Alors pour le lecteur lambda, la question n'est pas de savoir si l'agent secret amateur va réussir à pénétrer dans une base imperméable, mais comment et quand. Après, l'interrogation se portera sur ce qui s'y trame depuis plusieurs générations (et qui est quelque peu explicité dans un prologue qui nous fait comprendre le titre improbable en français du roman). Seront abordés les sens cognitifs, la fibre optiques et les prothèses sensorielles. Avec en toile de fond le vain combat du scientifique qui cherche des applications sociétales alors que le pouvoir privilégie un applicatif militaire. C'est joliment amené. Plausible puisque découlant de la folie de Staline.
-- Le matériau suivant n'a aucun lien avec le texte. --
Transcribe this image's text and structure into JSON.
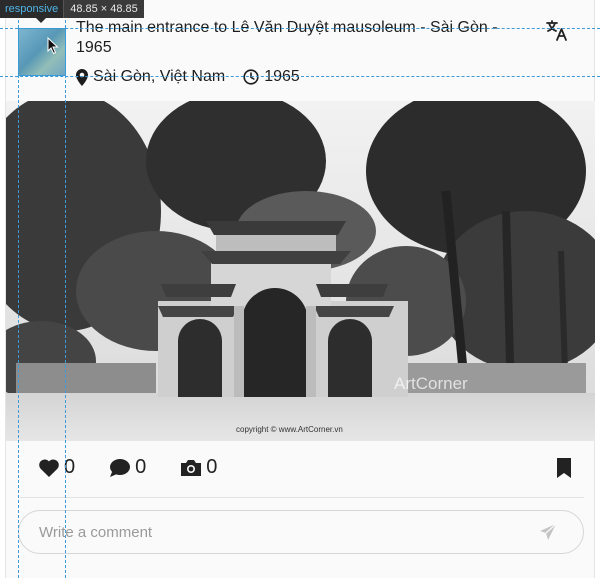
{
  "devtools": {
    "element_tag": "responsive",
    "element_dims": "48.85 × 48.85"
  },
  "post": {
    "title": "The main entrance to Lê Văn Duyệt mausoleum - Sài Gòn - 1965",
    "location": "Sài Gòn, Việt Nam",
    "year": "1965",
    "photo_watermark": "copyright © www.ArtCorner.vn",
    "photo_overlay_text": "ArtCorner"
  },
  "actions": {
    "likes": "0",
    "comments": "0",
    "photos": "0"
  },
  "comment_box": {
    "placeholder": "Write a comment"
  },
  "icons": {
    "translate": "translate-icon",
    "location": "map-pin-icon",
    "clock": "clock-icon",
    "like": "heart-icon",
    "comment": "speech-bubble-icon",
    "photo": "camera-icon",
    "bookmark": "bookmark-icon",
    "send": "paper-plane-icon"
  },
  "colors": {
    "guide": "#3a9bd8",
    "devtip_bg": "#2b2b2b",
    "devtip_tag": "#4fb4e8"
  }
}
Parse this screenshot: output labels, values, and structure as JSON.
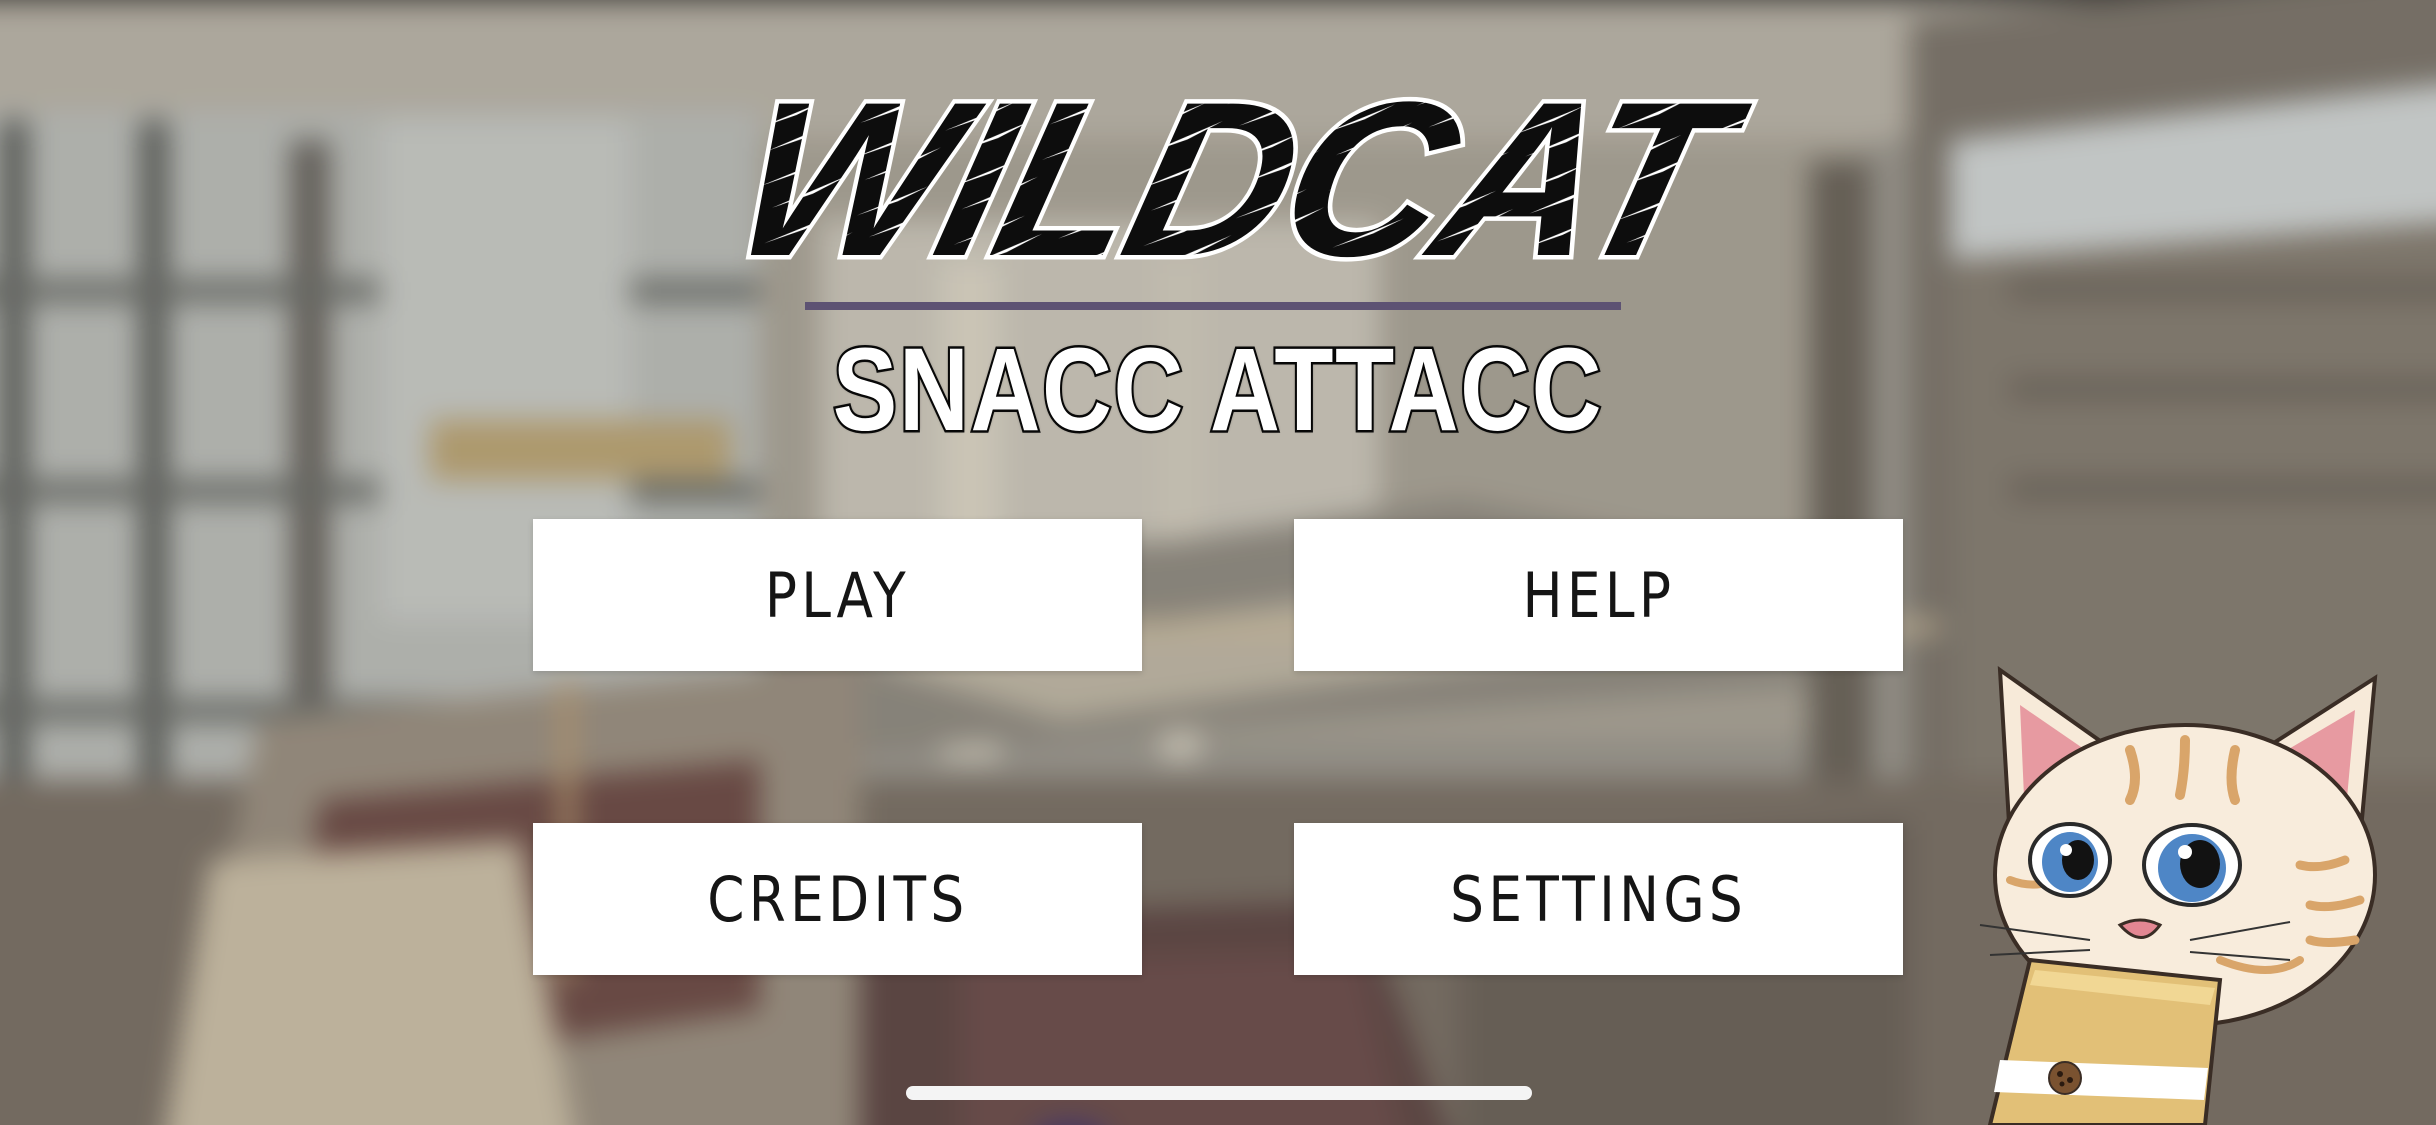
{
  "game": {
    "logo_text": "WILDCAT",
    "subtitle": "SNACC ATTACC"
  },
  "menu": {
    "play": "PLAY",
    "help": "HELP",
    "credits": "CREDITS",
    "settings": "SETTINGS"
  },
  "mascot": {
    "icon": "cat-mascot-with-snack-bag"
  },
  "colors": {
    "divider": "#5d5273",
    "button_bg": "#ffffff",
    "button_text": "#151515",
    "logo_fill": "#0d0d0d",
    "logo_outline": "#ffffff"
  }
}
Le style est quelque peu absent (ce qui ne veut pas dire qu'il n'y en a pas), et le roman malgré ses sept cents pages se lite très agréablement. Surtout, Lionel Davidson est un auteur qui aime installer des ambiances. Et avec les régions qu'il propose, il y a matière. La course-poursuite finale qui impose à Porter de croiser des Inuits et de traverser le détroit de Béring avec un général soviétique à ses trousses entre deux îles, une russe et une autre américaine, est digne de La Grande évasion. Et le dernier truchement ne trompera personne. Mais l'adrénaline était au rendez-vous.
Dépaysement total garanti !

Citation

Tu connais l'histoire du roi Saül ? Son père l'avait envoyé chercher des ânes égarés, et il a découvert un royaume. Zhelikov, lui, m'a envoyé chercher un mammouth, et j'ai découvert un monde perdu.